Throttle if disks/cpu/sensors get too hot


Recommended Posts

Hi,

i would suggest add an action to the warnings you get about high temperature.

 

Lets say a chassies fan/or a fan controller dies and you are not at home, there would be nothing which would prevent dmg (i think hdd/ssds/cpu (lets say HDD1) would slow down to prevent dmg, But hdd2-22, which is in normal temperature wouldnt slow down and still generate more heat).

 

I dont know how this could be best archieved, but i think a throttle at XX° to half speed (cpu clock, HDD reads & writes) and check again after XX minutes would be sufficient.  

 

I also dont know if this behaivior would be archievable with plugins. 

Edited by nuhll
Link to comment

For CPU, yes, but like i said, if not all equipment has the same temperature this wouldnt help.

 

You understand? 

 

Like HDDs have 65°, and CPU also, CPU wouldnt throttle, because its not hot for a CPU, but its hot for HDDs... :)

 

Unraid could (if that is possible, i have no idea) just throttle all equipment. If only one piece gets too hot. Before all burn down... :D

Edited by nuhll
Link to comment
14 minutes ago, michael123 said:

Isn't this behavior provided by the motherboard already?

 

The processor is throttled if getting too hot - actual behavior depending on manufacturer, model, Linux kernel, ...

 

No throttling of disks.
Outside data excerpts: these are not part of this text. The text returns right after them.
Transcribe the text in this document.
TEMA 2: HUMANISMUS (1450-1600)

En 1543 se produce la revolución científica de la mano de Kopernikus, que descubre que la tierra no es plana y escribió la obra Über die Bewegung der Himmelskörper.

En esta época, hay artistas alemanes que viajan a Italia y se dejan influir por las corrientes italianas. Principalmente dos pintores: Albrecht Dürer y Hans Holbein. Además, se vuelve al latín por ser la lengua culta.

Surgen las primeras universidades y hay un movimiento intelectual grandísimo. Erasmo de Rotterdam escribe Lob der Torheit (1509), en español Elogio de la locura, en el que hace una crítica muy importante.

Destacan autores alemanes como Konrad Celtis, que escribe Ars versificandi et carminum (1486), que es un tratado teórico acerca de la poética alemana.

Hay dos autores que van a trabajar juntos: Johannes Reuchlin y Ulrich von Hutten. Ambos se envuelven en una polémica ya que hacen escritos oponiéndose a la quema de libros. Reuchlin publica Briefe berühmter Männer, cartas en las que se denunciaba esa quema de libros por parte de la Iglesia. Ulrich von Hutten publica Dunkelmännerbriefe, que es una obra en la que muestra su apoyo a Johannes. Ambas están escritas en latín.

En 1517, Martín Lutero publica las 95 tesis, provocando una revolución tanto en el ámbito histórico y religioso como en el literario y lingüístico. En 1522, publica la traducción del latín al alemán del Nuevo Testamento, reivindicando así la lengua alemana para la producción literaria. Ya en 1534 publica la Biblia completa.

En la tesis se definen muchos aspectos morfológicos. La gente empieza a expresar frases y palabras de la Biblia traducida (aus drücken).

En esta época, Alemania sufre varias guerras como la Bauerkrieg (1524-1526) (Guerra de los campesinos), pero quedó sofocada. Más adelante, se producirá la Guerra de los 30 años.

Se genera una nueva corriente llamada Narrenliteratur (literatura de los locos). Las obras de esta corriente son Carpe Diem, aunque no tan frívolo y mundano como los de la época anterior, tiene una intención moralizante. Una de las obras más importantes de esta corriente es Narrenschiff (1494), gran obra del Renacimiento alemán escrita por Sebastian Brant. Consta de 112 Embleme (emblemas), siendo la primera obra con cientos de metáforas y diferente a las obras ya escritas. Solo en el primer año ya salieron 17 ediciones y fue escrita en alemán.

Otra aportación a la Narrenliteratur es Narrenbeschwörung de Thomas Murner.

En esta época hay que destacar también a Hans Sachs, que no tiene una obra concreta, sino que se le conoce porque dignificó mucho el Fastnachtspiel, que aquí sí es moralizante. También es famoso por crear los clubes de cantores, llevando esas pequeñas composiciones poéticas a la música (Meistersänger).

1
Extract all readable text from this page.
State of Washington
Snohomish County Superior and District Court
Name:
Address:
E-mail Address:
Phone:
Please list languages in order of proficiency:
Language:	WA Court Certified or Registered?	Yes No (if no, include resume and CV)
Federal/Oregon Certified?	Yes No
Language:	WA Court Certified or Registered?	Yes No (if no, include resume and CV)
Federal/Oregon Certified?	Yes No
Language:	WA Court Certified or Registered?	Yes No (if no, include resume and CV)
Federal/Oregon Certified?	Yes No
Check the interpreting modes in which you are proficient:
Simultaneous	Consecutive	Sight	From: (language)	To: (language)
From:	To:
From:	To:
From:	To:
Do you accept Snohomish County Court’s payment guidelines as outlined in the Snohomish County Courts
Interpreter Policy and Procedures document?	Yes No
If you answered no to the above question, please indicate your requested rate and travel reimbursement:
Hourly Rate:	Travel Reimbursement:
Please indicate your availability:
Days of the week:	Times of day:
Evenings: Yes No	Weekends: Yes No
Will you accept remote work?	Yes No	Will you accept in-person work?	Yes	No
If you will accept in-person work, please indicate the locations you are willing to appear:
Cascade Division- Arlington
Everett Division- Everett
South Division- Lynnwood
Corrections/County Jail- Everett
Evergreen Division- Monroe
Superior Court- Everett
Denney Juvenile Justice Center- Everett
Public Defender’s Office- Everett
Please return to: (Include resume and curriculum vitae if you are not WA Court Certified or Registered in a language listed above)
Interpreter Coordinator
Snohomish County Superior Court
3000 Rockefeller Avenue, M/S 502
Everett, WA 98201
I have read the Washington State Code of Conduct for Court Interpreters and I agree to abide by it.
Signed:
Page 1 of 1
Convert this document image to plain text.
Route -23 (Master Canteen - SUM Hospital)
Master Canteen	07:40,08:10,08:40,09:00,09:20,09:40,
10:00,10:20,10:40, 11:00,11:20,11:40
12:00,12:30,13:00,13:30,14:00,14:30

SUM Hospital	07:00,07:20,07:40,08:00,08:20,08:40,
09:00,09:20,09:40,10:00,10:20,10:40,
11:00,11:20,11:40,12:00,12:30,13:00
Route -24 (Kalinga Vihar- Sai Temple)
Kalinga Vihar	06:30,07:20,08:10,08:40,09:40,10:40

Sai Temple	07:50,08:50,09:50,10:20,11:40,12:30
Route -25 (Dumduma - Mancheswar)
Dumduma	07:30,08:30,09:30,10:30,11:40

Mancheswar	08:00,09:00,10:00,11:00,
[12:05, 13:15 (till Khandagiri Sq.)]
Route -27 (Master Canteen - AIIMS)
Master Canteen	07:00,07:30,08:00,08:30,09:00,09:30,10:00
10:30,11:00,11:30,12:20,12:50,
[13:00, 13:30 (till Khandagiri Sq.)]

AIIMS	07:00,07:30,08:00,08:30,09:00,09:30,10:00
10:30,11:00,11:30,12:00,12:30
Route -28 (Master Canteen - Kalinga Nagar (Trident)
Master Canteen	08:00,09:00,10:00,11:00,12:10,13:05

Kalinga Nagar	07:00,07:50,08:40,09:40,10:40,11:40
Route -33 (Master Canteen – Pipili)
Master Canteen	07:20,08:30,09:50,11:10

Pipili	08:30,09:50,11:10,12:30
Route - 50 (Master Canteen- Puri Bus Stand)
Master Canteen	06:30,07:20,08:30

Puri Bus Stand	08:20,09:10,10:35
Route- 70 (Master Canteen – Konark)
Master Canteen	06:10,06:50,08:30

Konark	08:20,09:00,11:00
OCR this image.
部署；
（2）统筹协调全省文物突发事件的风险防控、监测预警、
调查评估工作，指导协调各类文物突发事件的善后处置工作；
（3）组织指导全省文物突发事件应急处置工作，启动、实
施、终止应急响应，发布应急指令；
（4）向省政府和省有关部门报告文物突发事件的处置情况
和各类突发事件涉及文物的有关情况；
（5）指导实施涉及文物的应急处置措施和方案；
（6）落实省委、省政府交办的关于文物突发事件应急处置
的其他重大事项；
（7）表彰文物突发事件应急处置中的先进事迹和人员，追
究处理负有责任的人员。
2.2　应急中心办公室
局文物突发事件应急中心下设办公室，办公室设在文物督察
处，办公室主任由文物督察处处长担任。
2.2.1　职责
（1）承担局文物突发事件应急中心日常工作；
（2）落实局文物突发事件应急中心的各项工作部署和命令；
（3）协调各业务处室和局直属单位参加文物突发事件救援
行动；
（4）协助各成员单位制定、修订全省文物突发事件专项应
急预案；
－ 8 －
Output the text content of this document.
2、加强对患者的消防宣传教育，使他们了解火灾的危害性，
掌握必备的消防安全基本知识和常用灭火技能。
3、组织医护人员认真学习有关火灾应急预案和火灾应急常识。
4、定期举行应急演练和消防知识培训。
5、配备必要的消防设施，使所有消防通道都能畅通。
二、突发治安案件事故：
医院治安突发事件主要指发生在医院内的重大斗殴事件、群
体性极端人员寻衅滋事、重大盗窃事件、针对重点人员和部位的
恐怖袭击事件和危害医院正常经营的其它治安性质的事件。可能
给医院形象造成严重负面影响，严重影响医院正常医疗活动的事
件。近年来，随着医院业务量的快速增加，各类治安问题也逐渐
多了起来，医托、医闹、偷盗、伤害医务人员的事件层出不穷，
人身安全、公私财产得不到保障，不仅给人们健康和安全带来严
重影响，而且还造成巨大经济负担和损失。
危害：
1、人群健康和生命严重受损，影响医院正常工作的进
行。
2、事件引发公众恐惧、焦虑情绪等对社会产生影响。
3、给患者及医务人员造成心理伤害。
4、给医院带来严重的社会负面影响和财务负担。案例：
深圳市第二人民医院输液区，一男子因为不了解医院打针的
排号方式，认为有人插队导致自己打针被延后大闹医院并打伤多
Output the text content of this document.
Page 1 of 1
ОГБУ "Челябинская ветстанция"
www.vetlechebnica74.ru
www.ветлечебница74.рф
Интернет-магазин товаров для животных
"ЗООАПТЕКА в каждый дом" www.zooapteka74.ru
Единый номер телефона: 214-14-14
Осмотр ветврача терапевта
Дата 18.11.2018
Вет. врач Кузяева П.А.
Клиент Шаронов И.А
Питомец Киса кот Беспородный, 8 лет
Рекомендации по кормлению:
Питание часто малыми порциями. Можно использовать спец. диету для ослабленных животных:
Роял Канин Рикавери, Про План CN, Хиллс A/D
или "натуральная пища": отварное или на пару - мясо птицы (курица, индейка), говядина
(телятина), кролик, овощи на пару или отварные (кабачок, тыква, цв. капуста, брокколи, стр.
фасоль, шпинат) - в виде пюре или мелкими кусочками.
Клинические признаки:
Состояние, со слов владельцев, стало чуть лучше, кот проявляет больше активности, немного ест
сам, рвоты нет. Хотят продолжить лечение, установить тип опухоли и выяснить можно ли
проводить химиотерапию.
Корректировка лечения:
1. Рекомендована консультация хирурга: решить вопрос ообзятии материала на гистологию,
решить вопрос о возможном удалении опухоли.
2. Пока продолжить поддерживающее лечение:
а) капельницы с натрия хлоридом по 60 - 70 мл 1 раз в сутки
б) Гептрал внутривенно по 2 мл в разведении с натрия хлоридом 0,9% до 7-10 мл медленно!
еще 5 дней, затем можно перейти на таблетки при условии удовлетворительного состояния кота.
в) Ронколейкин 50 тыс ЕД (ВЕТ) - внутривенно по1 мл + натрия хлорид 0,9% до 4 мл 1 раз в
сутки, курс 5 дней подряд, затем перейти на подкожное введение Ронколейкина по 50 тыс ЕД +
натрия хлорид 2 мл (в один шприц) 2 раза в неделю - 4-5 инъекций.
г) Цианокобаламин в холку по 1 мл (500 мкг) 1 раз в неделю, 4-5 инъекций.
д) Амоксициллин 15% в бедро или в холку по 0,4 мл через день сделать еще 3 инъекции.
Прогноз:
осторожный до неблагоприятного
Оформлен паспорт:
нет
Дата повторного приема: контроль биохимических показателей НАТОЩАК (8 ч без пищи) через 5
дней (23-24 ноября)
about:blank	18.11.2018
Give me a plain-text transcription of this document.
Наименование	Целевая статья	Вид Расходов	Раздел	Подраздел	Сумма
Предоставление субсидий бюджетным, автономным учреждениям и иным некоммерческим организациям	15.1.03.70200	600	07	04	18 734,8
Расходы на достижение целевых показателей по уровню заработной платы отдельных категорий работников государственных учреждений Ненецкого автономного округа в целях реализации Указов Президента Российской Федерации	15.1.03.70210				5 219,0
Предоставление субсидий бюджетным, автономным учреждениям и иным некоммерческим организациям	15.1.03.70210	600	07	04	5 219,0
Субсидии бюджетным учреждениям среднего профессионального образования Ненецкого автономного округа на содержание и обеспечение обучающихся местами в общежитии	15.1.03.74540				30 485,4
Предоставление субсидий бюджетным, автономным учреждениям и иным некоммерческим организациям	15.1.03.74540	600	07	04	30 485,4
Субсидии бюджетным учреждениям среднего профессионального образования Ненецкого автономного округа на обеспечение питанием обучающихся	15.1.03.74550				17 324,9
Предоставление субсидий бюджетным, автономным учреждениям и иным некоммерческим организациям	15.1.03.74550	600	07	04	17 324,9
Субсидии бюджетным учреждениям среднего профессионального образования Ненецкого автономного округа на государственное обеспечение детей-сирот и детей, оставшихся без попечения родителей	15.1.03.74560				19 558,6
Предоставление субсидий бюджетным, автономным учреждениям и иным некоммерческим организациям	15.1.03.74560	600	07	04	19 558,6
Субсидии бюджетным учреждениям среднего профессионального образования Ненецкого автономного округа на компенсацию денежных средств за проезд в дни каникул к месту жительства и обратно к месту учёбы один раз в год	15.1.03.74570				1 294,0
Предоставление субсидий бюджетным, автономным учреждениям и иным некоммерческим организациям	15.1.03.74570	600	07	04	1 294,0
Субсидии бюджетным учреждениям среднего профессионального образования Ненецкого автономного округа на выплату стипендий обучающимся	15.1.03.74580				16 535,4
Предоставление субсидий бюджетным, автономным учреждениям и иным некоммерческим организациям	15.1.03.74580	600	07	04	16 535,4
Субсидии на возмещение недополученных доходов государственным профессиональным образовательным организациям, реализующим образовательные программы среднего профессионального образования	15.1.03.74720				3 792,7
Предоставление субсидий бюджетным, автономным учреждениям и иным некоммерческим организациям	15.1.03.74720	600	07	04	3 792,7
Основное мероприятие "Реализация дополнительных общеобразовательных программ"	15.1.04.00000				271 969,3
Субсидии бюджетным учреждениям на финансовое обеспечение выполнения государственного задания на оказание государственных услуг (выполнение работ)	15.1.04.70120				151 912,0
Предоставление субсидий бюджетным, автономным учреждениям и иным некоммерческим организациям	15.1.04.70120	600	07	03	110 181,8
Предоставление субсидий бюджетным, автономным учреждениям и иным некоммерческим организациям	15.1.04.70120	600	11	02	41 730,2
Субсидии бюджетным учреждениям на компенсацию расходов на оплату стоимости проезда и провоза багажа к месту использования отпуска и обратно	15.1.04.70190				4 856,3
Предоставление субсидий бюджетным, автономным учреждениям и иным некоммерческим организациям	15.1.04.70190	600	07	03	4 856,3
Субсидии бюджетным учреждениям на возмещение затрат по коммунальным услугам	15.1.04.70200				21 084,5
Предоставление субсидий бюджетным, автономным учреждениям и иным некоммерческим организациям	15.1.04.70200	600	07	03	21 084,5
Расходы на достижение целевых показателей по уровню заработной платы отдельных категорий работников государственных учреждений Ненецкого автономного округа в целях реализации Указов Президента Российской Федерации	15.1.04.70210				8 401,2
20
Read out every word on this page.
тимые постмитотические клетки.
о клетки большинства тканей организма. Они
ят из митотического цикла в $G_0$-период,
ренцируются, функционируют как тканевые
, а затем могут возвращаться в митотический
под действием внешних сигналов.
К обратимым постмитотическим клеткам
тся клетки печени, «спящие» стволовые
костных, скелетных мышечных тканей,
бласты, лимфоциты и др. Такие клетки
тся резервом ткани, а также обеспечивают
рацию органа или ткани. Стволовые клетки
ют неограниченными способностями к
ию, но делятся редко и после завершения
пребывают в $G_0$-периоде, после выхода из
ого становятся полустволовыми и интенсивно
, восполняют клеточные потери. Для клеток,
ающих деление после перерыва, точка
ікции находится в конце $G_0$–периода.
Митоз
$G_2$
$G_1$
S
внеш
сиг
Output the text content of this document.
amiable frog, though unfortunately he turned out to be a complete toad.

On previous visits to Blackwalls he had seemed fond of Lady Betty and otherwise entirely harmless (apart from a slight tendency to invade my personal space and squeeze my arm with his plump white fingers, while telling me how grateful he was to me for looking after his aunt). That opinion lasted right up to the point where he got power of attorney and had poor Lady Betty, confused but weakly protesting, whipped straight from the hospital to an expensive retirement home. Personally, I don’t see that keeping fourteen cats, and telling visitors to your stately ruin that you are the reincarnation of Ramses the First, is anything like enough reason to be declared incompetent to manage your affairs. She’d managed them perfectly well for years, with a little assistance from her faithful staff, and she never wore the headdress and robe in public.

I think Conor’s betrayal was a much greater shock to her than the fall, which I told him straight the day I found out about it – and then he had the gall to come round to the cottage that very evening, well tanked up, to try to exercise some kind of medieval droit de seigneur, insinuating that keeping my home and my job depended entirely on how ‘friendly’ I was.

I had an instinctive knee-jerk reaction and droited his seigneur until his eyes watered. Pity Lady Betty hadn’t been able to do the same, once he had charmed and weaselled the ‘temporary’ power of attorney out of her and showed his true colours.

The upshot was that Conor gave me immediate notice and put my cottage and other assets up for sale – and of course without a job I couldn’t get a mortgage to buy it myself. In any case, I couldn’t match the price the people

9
But it is normally not possible to get a disk hot enough that it breaks if the disks aren't running too hot in the normal case when every fan is working. The major issue with high temperature is that it affects ageing. In general, the expected lifetime of electronics is halved for every 10°C higher temperature. But one day at 10°C higher temperature isn't affecting the total lifetime unless the drives were already running too hot before the temperature rise.

 

With drives normally running at 35-40°C, it's a long way to reach above 60°C for a single fan failure. But it would be good if unRAID could send alarms for any measurable voltage, temperature or RPM found outside of configured range.

 

If people have servers with drives failing from overheating, then the servers have normally been running continuously at a very high temperature or the ventilation in the computer room has failed and no one have bothered to respond. There are also multiple stories about people putting blankets etc over a computer because of the noise. I know disks that survived people moving their brand new PS/2 model 80 into a closet. When they then heard it beep (because it was overheating) they additionally put blankets over it.

Link to comment
6 minutes ago, pwm said:

With drives normally running at 35-40°C, it's a long way to reach above 60°C for a single fan failure.

 

If your using a 5in3 where the disks are very close together and a that fan fails they get hot rather quickly, I remember this happened to me a while ago and I did make a feature request for auto shutdown at at set temp, but still not implemented unfortunately:

 

 

 

Link to comment

I try to use door-mounted fans at the front of the case to get push-pull. This removes the possibility of single-point-of-failure.

 

I have tried mounting two fans after each other behind drives but got issues with awful interference sound if the two fans happened to run at almost the same speed.

 

It's very hard to throttle the different unRAID subsystems - especially for a system with Docker and KVM support. But support for a full shutdown should be quite simple to implement. If it's just the disk temperatures, then it would be possible to shut down dockers/KVM/mover/... and then stop the array and unmount all disks, but leave unRAID online.

Link to comment
2 hours ago, johnnie.black said:

 

If your using a 5in3 where the disks are very close together and a that fan fails they get hot rather quickly, I remember this happened to me a while ago and I did make a feature request for auto shutdown at at set temp, but still not implemented unfortunately:

 

 

 

 

I've asked for this since unRAID 4.4 or so. I think I had an extra setting, and if the temp got to there then it would give up any attempt at a clean shutdown and do its level best to just power down (i.e, "pull" the power button in for 5 seconds :))

 

Auto shutdown would help if HVAC failed and ambient got crazy hot, or fan broke, or fire, or who knows what. You'd just need a way to override it in case of a sensor failure so the server would stay booted!

Link to comment

When I jumped on unRAID, version 5 was so lacking on supervision that I did build a supervisor monitor that I have been running since then. But that was a c++ application with no GUI for configuration. It collected all SMART + fans + temps + voltages + volume storage levels + CPU% and a couple of other metrics and fed to an external MQTT broker but with the ability to do a shutdown if in real panic. I've had a real bad lesson costing significant $$$ with a system where the PSU started to oscillate the output voltages when it got warm.

Link to comment

Shutdown would be atleast a way to stop all this without a atomic explosion. 

 

Besides this i rather would like a way to throttle unraid before it shutdown. So only shutdown if throttle is not enaguht.

 

Yesterday i had a hdd and ssd at 61°... so this is not impossible to reach, even more than 3/4 of disks were spun down... but i have very bad air flow and need to adjust the fans, space between hdds anyway.

 

I may move my server parts from a 4 rack to a big size tower... racks are just sh1t at temperature and air flow... OR you have sound like a airplane starting... 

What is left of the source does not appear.